I understand Whitehead's team is full of long time genuine fans of the series and that's great. And I think they did what they HAD to do to make a Sonic game able to get mass appeal. But in the process to me it just feels like they're parading around Classic Sonic, desecrating all of it with a tinge of malice. Everything brought over done so with the explicit purpose of "fixing" something that was "wrong" with Sonic as a franchise. Not to say the creators have malice towards the series, but like I said their hand was forced. Sonic is MORE than green hill and chemical plant. But now that this game popped off all people are gonna be thinking, is EVERYTHING they've ever thought about this series was right. And as a seemingly rare genuine fan of almost all of it down to the depths of Labyrinth Zone and Eggmanland, it makes me sad. This is a good game but I outgrew its level design before it even came out.
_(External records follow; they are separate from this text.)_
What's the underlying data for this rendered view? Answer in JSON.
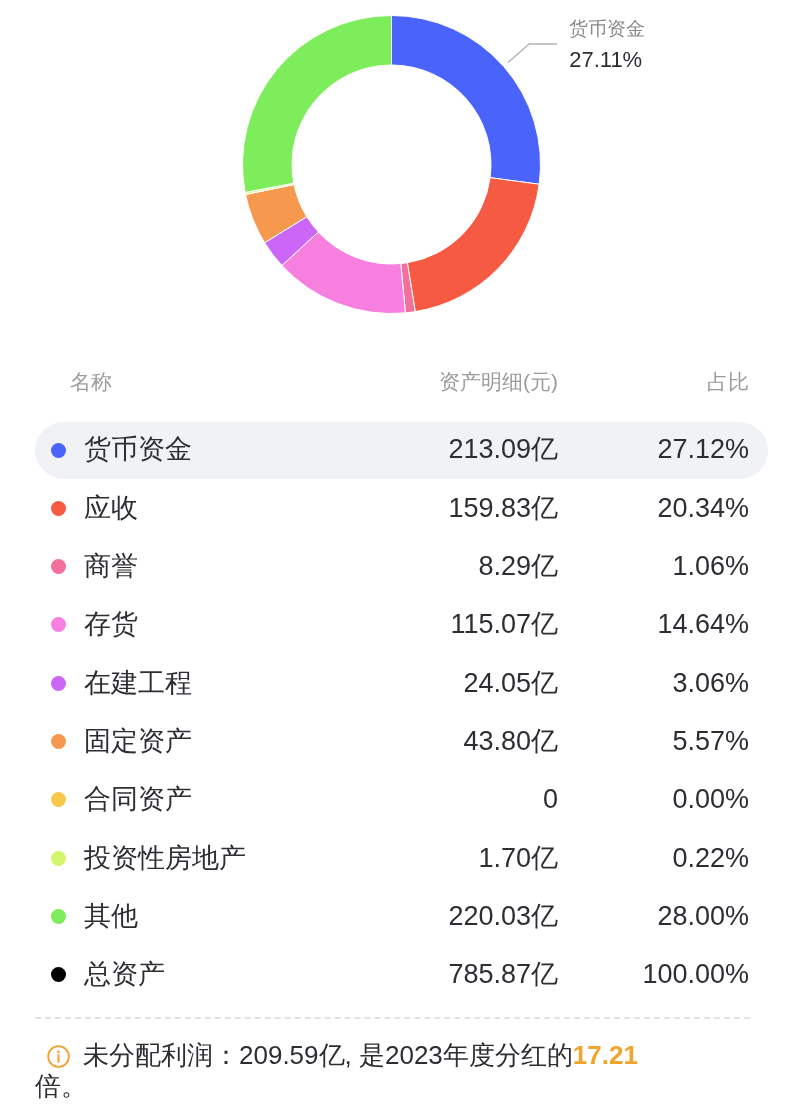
{
  "chart_data": {
    "type": "donut",
    "categories": [
      "货币资金",
      "应收",
      "商誉",
      "存货",
      "在建工程",
      "固定资产",
      "合同资产",
      "投资性房地产",
      "其他"
    ],
    "values": [
      213.09,
      159.83,
      8.29,
      115.07,
      24.05,
      43.8,
      0,
      1.7,
      220.03
    ],
    "value_labels": [
      "213.09亿",
      "159.83亿",
      "8.29亿",
      "115.07亿",
      "24.05亿",
      "43.80亿",
      "0",
      "1.70亿",
      "220.03亿"
    ],
    "colors": [
      "#4a64fb",
      "#f75a43",
      "#f46f9b",
      "#f77fdf",
      "#cc66f7",
      "#f6994f",
      "#f6c94d",
      "#d3f56c",
      "#7eed5c"
    ],
    "legend": "bottom",
    "legend_title": "名称",
    "annotations": [
      {
        "text": "27.11%",
        "x": "货币资金"
      },
      "资产明细(元)",
      "占比",
      {
        "text": "27.12%",
        "x": "货币资金"
      },
      {
        "text": "20.34%",
        "x": "应收"
      },
      {
        "text": "1.06%",
        "x": "商誉"
      },
      {
        "text": "14.64%",
        "x": "存货"
      },
      {
        "text": "3.06%",
        "x": "在建工程"
      },
      {
        "text": "5.57%",
        "x": "固定资产"
      },
      {
        "text": "0.00%",
        "x": "合同资产"
      },
      {
        "text": "0.22%",
        "x": "投资性房地产"
      },
      {
        "text": "28.00%",
        "x": "其他"
      },
      "总资产",
      "785.87亿",
      "100.00%",
      "未分配利润：209.59亿, 是2023年度分红的",
      "17.21",
      "倍。"
    ]
  }
}
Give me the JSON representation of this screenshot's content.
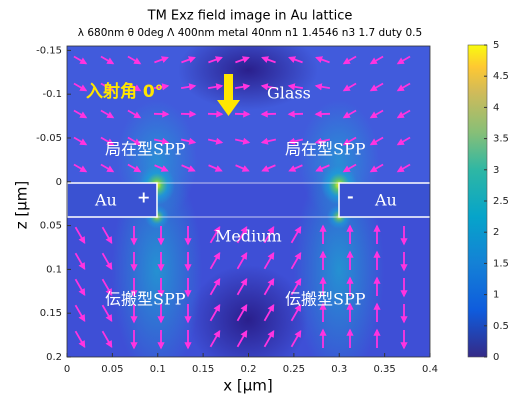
{
  "chart_data": {
    "type": "heatmap",
    "title": "TM   Exz field image   in Au lattice",
    "subtitle": "λ 680nm  θ 0deg  Λ 400nm metal 40nm  n1 1.4546 n3 1.7 duty 0.5",
    "x_label": "x [μm]",
    "y_label": "z [μm]",
    "xlim": [
      0,
      0.4
    ],
    "xticks": [
      0,
      0.05,
      0.1,
      0.15,
      0.2,
      0.25,
      0.3,
      0.35,
      0.4
    ],
    "ylim": [
      -0.155,
      0.2
    ],
    "y_reversed": true,
    "yticks": [
      -0.15,
      -0.1,
      -0.05,
      0,
      0.05,
      0.1,
      0.15,
      0.2
    ],
    "colorbar": {
      "lim": [
        0,
        5
      ],
      "ticks": [
        0,
        0.5,
        1,
        1.5,
        2,
        2.5,
        3,
        3.5,
        4,
        4.5,
        5
      ],
      "colormap": "parula"
    },
    "annotations": {
      "incidence": "入射角 0°",
      "glass": "Glass",
      "lspp_left": "局在型SPP",
      "lspp_right": "局在型SPP",
      "au_left": "Au",
      "plus": "+",
      "minus": "-",
      "au_right": "Au",
      "medium": "Medium",
      "pspp_left": "伝搬型SPP",
      "pspp_right": "伝搬型SPP"
    }
  }
}
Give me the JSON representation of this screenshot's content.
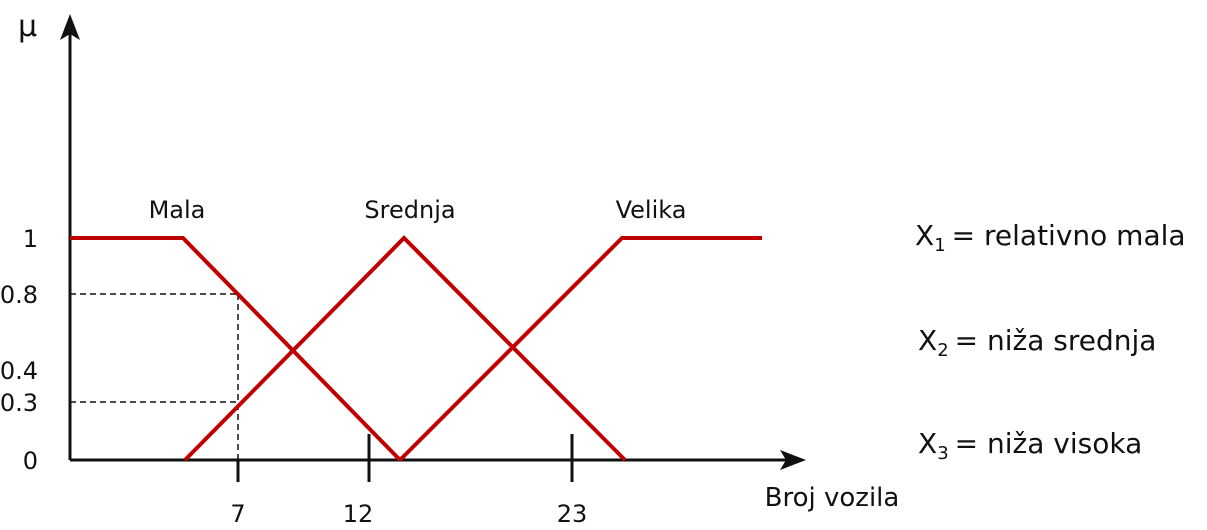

Audiences have been saying this is what we need more of. But REALLY? Is ANOTHER low budget nostalgia bait release reliant almost entirely on decades old content really what this series needs MORE of? They've been doing almost nothing but that for over a decade itself now! I'm begging them to stop making Sonic games like this! The worst part is no other game they do this very same thing with gets an ounce of the praise, because despite this very hot take that Mania's very mid, seemingly almost everyone's on my side about this topic. No one was thrilled about some short, shallow renditions of chemical plant appearing in Forces, or the (Actually better than this game's) sky chase reference level in Sonic 4 Episode 2. This game did one thing that the others failed to do, and that's get the look and controls down. That's it, the level design is generally speaking no better than any other pitiful attempt to recapture the spirit of old Sonic games. If Superstars so much as looked like Mania I guarantee suddenly we'd be seeing way more attention and praise thrown its way. That game's actually decent boss fights and level design that's okay with punishing you might throw some people off, but first kneejerk reactions are everything with this series it seems.

To me this is just Sonic 4 Episode 3 and it's not even the best episode. Nevermind how this was when Sega realized they could nickle and dime fans. Waiting til' they get the digital sales they want to release a physical version, desperately hoping people double dip so they can recoup some money after they blew hundreds of millions on Sonic Boom. Which reminds me the PLUS dlc succ too.

Trust me I've tried a lot with this game. It started out Ok but the more I play it the more its level design bores me to tears. Just going through the motions and nothing more. Even speedrunning it puts me to sleep. It's best for my sanity and this game's endlessly dropping score that I never touch it again. Which isn't something I've said for just about any other Sonic game. I love replaying Sonic, even ones I criticize there's usually stuff I like about them. But I straight up wish this one didn't exist. Perhaps not a bad place to start if other 2D sonic games put you off but for me personally it's not designed for me at all.